Skip to content

The Boa Study Template

Boa is a domain-specific language and infrastructure that eases mining software repositories. Boa's infrastructure leverages distributed computing techniques to execute queries against hundreds of thousands of software projects very efficiently.

Boa's Study Template was designed to aid researchers who want to use Boa in a research study. The goal was two-fold: first, to make it easier to write, run, and process Boa queries and outputs, and second, to enable better replication of research.

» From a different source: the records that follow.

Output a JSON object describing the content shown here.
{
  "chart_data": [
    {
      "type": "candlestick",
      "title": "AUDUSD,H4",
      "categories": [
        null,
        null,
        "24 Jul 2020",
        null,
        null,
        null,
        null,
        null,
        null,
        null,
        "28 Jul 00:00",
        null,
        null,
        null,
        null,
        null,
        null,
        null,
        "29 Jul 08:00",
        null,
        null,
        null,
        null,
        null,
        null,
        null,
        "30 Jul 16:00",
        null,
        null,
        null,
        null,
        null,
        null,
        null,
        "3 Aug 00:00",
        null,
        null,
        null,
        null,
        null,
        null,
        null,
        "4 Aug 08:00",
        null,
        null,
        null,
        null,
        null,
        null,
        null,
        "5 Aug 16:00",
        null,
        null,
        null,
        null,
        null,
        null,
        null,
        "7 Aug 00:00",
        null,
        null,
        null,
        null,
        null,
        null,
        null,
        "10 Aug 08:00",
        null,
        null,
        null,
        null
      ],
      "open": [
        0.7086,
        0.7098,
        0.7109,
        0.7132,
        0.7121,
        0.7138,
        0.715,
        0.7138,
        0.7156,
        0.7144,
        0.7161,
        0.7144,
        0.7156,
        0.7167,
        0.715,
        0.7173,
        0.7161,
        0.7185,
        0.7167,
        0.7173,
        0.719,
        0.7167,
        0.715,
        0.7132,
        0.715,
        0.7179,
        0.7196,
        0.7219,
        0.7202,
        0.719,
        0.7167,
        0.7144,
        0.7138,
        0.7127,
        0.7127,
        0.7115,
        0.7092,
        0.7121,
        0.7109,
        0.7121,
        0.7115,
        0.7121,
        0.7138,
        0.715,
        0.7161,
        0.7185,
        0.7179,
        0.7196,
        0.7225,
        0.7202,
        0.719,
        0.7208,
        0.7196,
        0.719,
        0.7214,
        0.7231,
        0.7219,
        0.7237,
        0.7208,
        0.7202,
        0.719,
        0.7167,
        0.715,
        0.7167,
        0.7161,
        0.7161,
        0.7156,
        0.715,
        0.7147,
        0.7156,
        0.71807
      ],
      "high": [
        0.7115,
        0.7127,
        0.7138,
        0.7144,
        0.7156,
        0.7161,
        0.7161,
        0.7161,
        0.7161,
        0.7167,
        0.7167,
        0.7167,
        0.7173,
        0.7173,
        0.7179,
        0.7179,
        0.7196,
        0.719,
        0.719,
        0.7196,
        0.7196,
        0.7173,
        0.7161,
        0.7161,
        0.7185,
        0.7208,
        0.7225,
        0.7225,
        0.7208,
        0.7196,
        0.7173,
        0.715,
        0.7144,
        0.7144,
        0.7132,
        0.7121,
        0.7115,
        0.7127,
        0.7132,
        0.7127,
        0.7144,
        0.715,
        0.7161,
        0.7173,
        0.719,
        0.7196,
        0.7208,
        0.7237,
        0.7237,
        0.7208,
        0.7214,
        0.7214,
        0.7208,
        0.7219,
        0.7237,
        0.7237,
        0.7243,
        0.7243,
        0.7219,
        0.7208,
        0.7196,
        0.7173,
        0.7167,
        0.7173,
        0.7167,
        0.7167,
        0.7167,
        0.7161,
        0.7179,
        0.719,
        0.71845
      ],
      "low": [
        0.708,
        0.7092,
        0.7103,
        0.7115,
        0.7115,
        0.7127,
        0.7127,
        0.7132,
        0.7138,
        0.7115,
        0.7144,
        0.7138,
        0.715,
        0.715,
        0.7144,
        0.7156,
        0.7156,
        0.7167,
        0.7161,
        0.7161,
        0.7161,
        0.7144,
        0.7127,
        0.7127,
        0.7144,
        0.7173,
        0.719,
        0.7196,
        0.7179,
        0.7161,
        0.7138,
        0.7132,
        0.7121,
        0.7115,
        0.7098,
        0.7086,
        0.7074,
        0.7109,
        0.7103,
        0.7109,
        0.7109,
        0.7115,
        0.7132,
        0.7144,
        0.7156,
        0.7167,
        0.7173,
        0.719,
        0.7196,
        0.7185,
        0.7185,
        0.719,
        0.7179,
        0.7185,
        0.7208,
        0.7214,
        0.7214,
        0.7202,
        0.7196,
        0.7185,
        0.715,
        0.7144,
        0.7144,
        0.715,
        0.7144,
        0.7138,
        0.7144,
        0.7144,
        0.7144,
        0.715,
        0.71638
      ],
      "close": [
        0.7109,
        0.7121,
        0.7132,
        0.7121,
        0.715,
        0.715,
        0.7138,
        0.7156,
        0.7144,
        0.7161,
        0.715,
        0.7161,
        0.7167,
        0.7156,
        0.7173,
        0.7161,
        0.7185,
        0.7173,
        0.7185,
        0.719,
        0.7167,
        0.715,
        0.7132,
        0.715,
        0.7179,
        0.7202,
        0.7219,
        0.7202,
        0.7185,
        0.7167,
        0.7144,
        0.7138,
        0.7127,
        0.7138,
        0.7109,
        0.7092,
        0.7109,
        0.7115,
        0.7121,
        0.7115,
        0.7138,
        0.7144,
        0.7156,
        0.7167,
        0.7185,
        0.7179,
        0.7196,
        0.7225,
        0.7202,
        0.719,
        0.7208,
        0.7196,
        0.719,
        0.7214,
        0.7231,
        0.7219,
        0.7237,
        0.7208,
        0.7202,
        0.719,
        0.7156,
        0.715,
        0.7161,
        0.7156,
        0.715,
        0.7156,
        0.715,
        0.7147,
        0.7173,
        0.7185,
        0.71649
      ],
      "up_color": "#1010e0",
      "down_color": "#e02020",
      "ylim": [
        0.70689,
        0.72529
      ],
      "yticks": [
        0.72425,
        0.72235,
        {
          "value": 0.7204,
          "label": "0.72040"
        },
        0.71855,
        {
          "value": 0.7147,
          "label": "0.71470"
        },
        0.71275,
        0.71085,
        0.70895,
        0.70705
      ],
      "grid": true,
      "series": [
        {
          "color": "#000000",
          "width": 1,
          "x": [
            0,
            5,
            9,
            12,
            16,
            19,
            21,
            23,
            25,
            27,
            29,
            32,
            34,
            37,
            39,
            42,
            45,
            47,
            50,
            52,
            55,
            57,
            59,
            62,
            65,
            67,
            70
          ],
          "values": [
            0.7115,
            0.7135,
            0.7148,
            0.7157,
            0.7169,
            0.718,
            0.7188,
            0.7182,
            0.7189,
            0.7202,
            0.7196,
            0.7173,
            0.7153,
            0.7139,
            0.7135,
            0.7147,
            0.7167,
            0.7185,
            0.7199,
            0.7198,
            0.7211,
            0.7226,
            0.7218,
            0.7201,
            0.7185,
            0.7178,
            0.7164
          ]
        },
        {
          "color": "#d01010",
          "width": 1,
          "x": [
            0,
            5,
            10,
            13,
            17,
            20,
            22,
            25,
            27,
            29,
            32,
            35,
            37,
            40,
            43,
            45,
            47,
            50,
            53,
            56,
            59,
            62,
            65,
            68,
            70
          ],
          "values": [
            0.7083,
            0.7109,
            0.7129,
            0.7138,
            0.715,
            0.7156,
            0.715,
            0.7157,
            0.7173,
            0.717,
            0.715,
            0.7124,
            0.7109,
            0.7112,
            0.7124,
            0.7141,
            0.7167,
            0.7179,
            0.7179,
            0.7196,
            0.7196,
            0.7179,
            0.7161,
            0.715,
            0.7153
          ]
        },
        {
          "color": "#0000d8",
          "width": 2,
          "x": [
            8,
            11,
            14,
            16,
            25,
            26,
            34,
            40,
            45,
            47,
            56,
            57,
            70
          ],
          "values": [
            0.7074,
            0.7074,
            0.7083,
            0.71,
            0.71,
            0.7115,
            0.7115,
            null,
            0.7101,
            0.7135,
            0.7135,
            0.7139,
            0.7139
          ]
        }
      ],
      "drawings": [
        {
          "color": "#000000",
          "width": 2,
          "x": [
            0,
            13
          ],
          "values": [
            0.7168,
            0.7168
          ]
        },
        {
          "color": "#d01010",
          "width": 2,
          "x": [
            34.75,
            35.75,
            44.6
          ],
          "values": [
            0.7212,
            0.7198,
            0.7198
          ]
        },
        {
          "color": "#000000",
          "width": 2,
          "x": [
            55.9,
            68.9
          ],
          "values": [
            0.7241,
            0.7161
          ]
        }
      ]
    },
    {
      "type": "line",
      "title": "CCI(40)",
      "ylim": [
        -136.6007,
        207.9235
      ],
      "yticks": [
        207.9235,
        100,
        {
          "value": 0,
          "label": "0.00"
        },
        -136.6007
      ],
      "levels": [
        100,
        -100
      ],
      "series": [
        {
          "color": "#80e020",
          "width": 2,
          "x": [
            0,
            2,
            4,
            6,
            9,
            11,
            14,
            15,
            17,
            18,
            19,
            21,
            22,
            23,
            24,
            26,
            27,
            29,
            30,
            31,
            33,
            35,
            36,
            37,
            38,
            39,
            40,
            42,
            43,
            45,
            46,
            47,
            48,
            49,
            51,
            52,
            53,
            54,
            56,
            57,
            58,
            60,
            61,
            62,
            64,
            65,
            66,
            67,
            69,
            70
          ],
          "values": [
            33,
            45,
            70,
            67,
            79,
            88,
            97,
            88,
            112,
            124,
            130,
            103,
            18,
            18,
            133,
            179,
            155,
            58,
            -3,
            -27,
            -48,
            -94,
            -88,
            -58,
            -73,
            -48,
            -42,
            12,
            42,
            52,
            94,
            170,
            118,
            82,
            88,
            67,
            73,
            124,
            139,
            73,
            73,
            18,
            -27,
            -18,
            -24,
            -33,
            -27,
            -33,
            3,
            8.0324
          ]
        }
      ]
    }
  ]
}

To accomplish these goals, the study template automatically manages a lot of the details such as when to run a Boa query, when to download its results, and automatic conversion of the output to CSV. Additionally, the study template provides some helper functions in Python to make it easier to analyze that data. Generally, researchers using the study template simply need to write their Boa queries, write the Python analyses to process the output, and then run make to execute the study. The study template figures out what queries need to be run, what outputs need to be downloaded, and what analyses need to be run based on what files have changed since the last run.

Moreover, the study template has reproducibility in mind. It automatically records information about the Boa jobs that were run and stores the data in a converted, compressed Parquet file. It also provides make targets to produce replication package ZIP files that contain all the data and analyses needed to reproduce the study. This includes the Boa queries, the Python analyses, the data, and the generated figures and tables.

The study template also provides support for publishing your replication package on Zenodo. This is a great way to get a DOI for your replication package and to make it easy for others to cite your work. The study template will automatically generate a Zenodo metadata file and upload the replication package to Zenodo. By default, it will support double-blinded submissions and provides an easy way to unblind your replication after your paper is accepted.